Protecting an agent¶
CircuitBreakerMiddleware wires a breaker into a FireflyAgent so every run is
guarded. It enters the breaker in before_run (fast-failing when OPEN), records a
success in after_run, and records a failure in on_error.
from fireflyframework_agentic.agents.base import FireflyAgent
from fireflyframework_agentic.resilience import CircuitBreakerMiddleware, CircuitBreakerOpenError
agent = FireflyAgent(
"resilient-agent",
model="openai:gpt-4o",
middleware=[
CircuitBreakerMiddleware(failure_threshold=3, recovery_timeout=30.0),
],
)
try:
result = await agent.run("Question")
except CircuitBreakerOpenError:
result = get_cached_response() # circuit open — serve a fallback
Failure counting rides on the agent's error lifecycle: when a run raises, the
agent invokes each middleware's on_error hook (see the
middleware error lifecycle), which is how the breaker
records the failure and flips CLOSED → OPEN once failure_threshold is reached.

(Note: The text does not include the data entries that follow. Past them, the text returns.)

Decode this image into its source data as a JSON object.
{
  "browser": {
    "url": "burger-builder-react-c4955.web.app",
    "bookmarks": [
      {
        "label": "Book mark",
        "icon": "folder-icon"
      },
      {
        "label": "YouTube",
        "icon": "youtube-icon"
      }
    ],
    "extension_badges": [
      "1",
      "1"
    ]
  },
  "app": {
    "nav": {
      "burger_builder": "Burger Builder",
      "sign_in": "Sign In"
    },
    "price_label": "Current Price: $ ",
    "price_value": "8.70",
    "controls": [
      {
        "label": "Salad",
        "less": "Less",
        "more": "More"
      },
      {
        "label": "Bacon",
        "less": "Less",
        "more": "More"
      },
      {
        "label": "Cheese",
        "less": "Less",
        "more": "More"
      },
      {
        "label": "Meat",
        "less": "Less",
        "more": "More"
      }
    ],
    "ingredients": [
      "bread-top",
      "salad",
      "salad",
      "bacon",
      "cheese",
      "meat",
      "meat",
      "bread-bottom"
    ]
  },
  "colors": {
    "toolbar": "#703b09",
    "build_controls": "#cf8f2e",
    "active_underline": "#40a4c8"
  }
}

This works across every run path — run(), run_sync(), run_stream(), and
run_with_reasoning(). A successful run records a success through after_run.

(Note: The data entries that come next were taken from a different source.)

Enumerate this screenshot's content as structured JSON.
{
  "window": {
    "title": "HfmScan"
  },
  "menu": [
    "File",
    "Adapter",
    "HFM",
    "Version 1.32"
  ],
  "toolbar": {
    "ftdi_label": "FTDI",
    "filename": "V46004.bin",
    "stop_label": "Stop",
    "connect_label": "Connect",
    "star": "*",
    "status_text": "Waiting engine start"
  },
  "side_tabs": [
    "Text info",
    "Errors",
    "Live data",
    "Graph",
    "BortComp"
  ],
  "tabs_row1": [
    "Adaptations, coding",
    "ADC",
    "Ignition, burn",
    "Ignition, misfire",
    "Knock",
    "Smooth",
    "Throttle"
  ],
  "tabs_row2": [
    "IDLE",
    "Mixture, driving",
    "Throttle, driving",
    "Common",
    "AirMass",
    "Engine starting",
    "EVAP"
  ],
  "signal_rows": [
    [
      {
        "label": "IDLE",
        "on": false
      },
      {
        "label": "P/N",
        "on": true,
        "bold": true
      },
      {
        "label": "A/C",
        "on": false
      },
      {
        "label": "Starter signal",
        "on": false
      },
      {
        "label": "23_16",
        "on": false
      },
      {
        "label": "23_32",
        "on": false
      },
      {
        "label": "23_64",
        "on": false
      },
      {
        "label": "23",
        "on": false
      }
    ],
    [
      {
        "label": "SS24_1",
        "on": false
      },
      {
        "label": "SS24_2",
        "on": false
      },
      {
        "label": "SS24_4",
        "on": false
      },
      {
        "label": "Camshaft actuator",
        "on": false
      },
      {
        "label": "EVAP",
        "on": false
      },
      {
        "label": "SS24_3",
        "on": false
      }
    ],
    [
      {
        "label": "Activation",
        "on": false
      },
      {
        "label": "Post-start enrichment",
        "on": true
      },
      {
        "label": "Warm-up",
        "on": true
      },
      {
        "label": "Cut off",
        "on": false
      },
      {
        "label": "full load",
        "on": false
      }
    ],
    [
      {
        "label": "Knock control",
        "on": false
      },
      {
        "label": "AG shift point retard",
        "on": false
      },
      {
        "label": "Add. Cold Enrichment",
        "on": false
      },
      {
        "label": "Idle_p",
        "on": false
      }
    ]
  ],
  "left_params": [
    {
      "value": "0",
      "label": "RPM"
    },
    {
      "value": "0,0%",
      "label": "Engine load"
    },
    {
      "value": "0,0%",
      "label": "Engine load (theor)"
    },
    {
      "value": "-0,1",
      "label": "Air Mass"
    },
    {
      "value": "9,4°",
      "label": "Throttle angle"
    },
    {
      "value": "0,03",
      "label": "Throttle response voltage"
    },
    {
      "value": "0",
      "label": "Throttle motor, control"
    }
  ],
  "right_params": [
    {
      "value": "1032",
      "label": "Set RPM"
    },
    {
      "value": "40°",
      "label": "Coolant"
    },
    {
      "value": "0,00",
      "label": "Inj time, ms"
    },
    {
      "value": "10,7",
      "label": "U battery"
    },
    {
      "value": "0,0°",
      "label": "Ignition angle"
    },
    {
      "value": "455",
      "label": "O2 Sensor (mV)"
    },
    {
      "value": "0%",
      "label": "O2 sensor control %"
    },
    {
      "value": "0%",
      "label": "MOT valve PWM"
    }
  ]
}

CircuitBreakerMiddleware also accepts enabled=False to construct an inert,
no-op middleware (handy for toggling protection by config without changing the chain).
Inspecting and resetting¶
CircuitBreaker exposes its live state for monitoring and tests:
breaker.state # CircuitState.CLOSED | OPEN | HALF_OPEN
breaker.failure_count # current failures recorded while CLOSED
breaker.success_count # consecutive successes recorded while HALF_OPEN
breaker.get_metrics() # dict: state, failure_count, success_count, thresholds,
# recovery_timeout, time_since_last_failure
await breaker.reset() # force back to CLOSED (manual recovery / test cleanup)

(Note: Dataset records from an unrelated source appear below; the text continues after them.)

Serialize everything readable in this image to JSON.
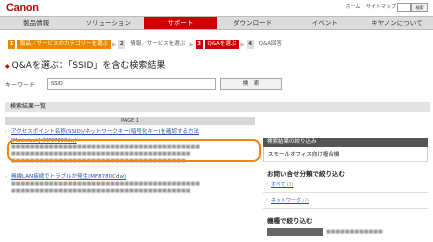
{
  "header": {
    "logo": "Canon",
    "links": [
      "ホーム",
      "サイトマップ"
    ],
    "search_btn": "検索"
  },
  "nav": {
    "items": [
      "製品情報",
      "ソリューション",
      "サポート",
      "ダウンロード",
      "イベント",
      "キヤノンについて"
    ],
    "active_index": 2
  },
  "steps": [
    {
      "num": "1",
      "label": "製品／サービスのカテゴリーを選ぶ"
    },
    {
      "num": "2",
      "label": "情報／サービスを選ぶ"
    },
    {
      "num": "3",
      "label": "Q&Aを選ぶ"
    },
    {
      "num": "4",
      "label": "Q&A回答"
    }
  ],
  "page_title": "Q&Aを選ぶ：「SSID」を含む検索結果",
  "keyword": {
    "label": "キーワード",
    "value": "SSID",
    "button": "検　索"
  },
  "results_header": "検索結果一覧",
  "page_label": "PAGE 1",
  "results": [
    {
      "title": "アクセスポイント名称(SSID)/ネットワークキー(暗号化キー)を確認する方法",
      "sub": "[Macintosh] (MF8780Cdw)"
    },
    {
      "title": "無線LAN接続でトラブルが発生(MF8780Cdw)",
      "sub": ""
    }
  ],
  "sidebar": {
    "header": "検索結果の絞り込み",
    "scope": "スモールオフィス向け複合機",
    "cat_title": "お問い合せ分類で絞り込む",
    "links": [
      {
        "label": "すべて",
        "count": "(7)"
      },
      {
        "label": "ネットワーク",
        "count": "(7)"
      }
    ],
    "bottom_title": "機種で絞り込む"
  }
}
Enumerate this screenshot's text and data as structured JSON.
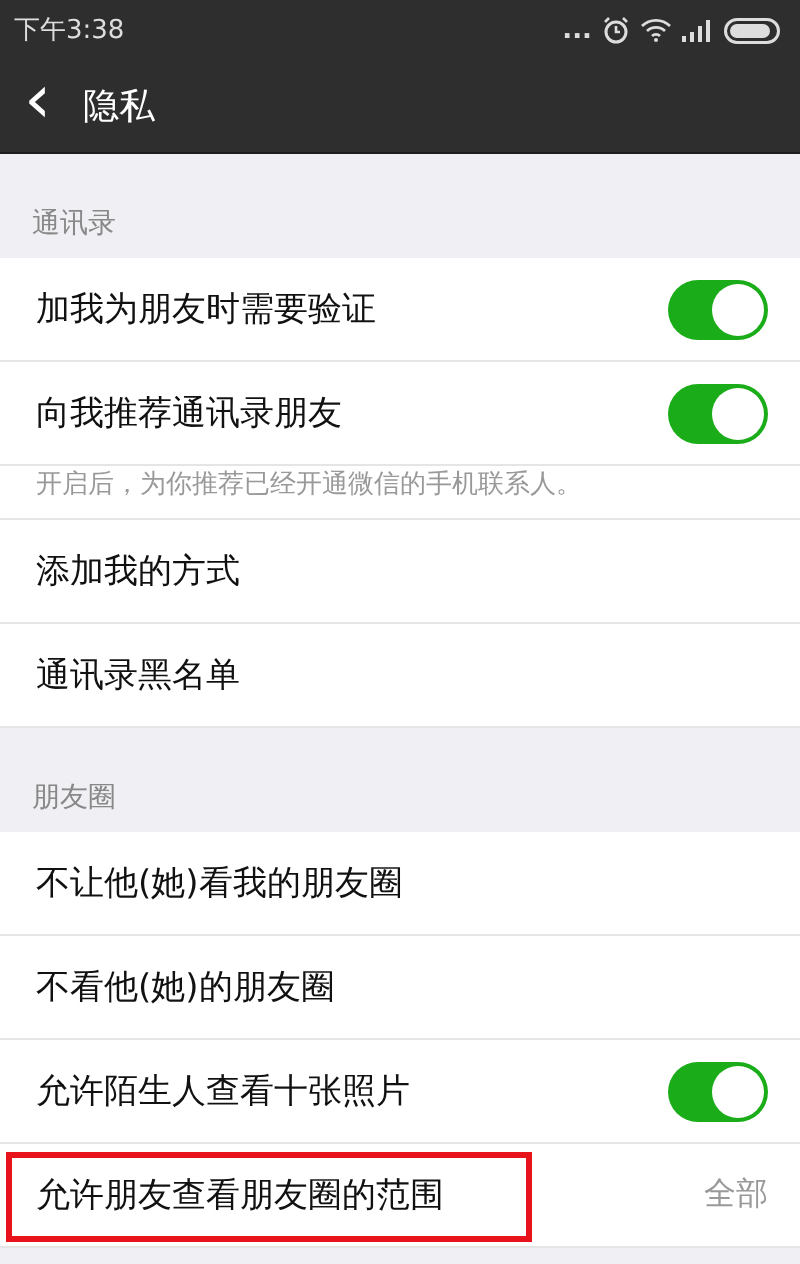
{
  "status_bar": {
    "time": "下午3:38",
    "dots": "..."
  },
  "header": {
    "back": "‹",
    "title": "隐私"
  },
  "sections": [
    {
      "title": "通讯录",
      "items": [
        {
          "kind": "toggle",
          "label": "加我为朋友时需要验证",
          "on": true
        },
        {
          "kind": "toggle",
          "label": "向我推荐通讯录朋友",
          "on": true
        },
        {
          "kind": "hint",
          "label": "开启后，为你推荐已经开通微信的手机联系人。"
        },
        {
          "kind": "link",
          "label": "添加我的方式"
        },
        {
          "kind": "link",
          "label": "通讯录黑名单"
        }
      ]
    },
    {
      "title": "朋友圈",
      "items": [
        {
          "kind": "link",
          "label": "不让他(她)看我的朋友圈"
        },
        {
          "kind": "link",
          "label": "不看他(她)的朋友圈"
        },
        {
          "kind": "toggle",
          "label": "允许陌生人查看十张照片",
          "on": true
        },
        {
          "kind": "value",
          "label": "允许朋友查看朋友圈的范围",
          "value": "全部",
          "highlighted": true
        }
      ]
    }
  ]
}
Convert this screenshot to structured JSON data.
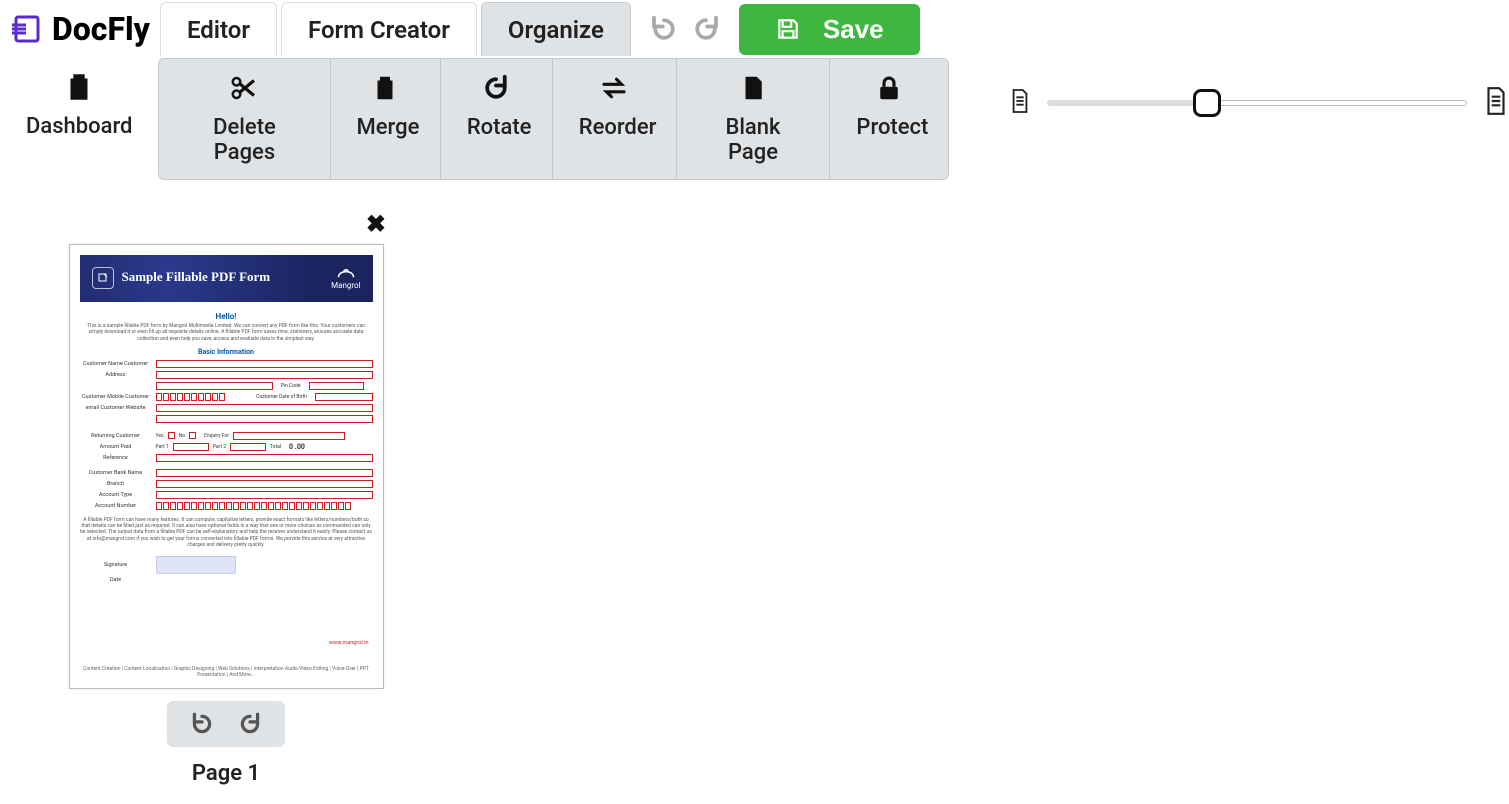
{
  "brand": {
    "name": "DocFly"
  },
  "tabs": {
    "editor": "Editor",
    "form_creator": "Form Creator",
    "organize": "Organize"
  },
  "buttons": {
    "save": "Save"
  },
  "nav": {
    "dashboard": "Dashboard"
  },
  "tools": {
    "delete_pages": "Delete Pages",
    "merge": "Merge",
    "rotate": "Rotate",
    "reorder": "Reorder",
    "blank_page": "Blank Page",
    "protect": "Protect"
  },
  "zoom": {
    "value": 35,
    "min": 0,
    "max": 100
  },
  "page": {
    "label": "Page 1",
    "title": "Sample Fillable PDF Form",
    "brand_small": "Mangrol",
    "hello": "Hello!",
    "intro": "This is a sample fillable PDF form by Mangrol Multimedia Limited. We can convert any PDF form like this. Your customers can simply download it or even fill up all requisite details online. A fillable PDF form saves time, stationery, ensures accurate data collection and even help you save, access and evaluate data in the simplest way.",
    "section_basic": "Basic Information",
    "labels": {
      "customer_name": "Customer Name Customer",
      "address": "Address",
      "pin_code": "Pin Code",
      "mobile": "Customer Mobile  Customer",
      "email": "email Customer Website",
      "dob": "Customer Date of Birth",
      "returning": "Returning Customer",
      "yes": "Yes",
      "no": "No",
      "enquiry": "Enquiry For",
      "amount_paid": "Amount Paid",
      "part1": "Part 1",
      "part2": "Part 2",
      "total": "Total",
      "total_val": "0 .00",
      "reference": "Reference",
      "bank_name": "Customer Bank Name",
      "branch": "Branch",
      "account_type": "Account Type",
      "account_number": "Account Number",
      "signature": "Signature",
      "date": "Date",
      "link": "www.mangrol.in"
    },
    "para2": "A fillable PDF form can have many features. It can compute, capitalize letters, provide exact formats like letters/numbers/both so that details can be filled just as required. It can also have optional fields in a way that one or more choices as commanded can only be selected. The output data from a fillable PDF can be self-explanatory and help the receiver understand it easily. Please contact us at info@mangrol.com if you wish to get your forms converted into fillable PDF forms. We provide this service at very attractive charges and delivery pretty quickly.",
    "footer": "Content Creation  |  Content Localisation  |  Graphic Designing  |  Web Solutions  |  Interpretation\nAudio-Video Editing  |  Voice-Over  |  PPT Presentation  |  And More..."
  }
}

CircuitBreakerMiddleware.get_metrics() returns the same metrics dict wrapped with an
"enabled" flag ({"enabled": False} when the middleware is disabled).
API reference¶
| Symbol | Purpose |
|---|---|
CircuitBreaker(*, failure_threshold=5, recovery_timeout=60.0, success_threshold=2, timeout=30.0, excluded_exceptions=()) |
Async context-manager breaker. async with breaker: runs the block, records success/failure on exit. |
CircuitBreaker.state / .failure_count / .success_count |
Live introspection properties. |
CircuitBreaker.get_metrics() |
Snapshot dict of state, counts, thresholds and timings. |
await CircuitBreaker.reset() |
Force the breaker back to CLOSED. |
CircuitState |
Enum: CLOSED, OPEN, HALF_OPEN (.value → "closed" / "open" / "half_open"). |
CircuitBreakerOpenError |
Raised on entry when the circuit is OPEN; catch it to serve a fallback. |
CircuitBreakerMiddleware(*, failure_threshold=5, recovery_timeout=60.0, success_threshold=2, enabled=True) |
Agent middleware: guards every run via before_run / after_run / on_error. |
CircuitBreakerMiddleware.get_metrics() |
Breaker metrics plus an "enabled" flag. |
All four symbols are importable from fireflyframework_agentic.resilience.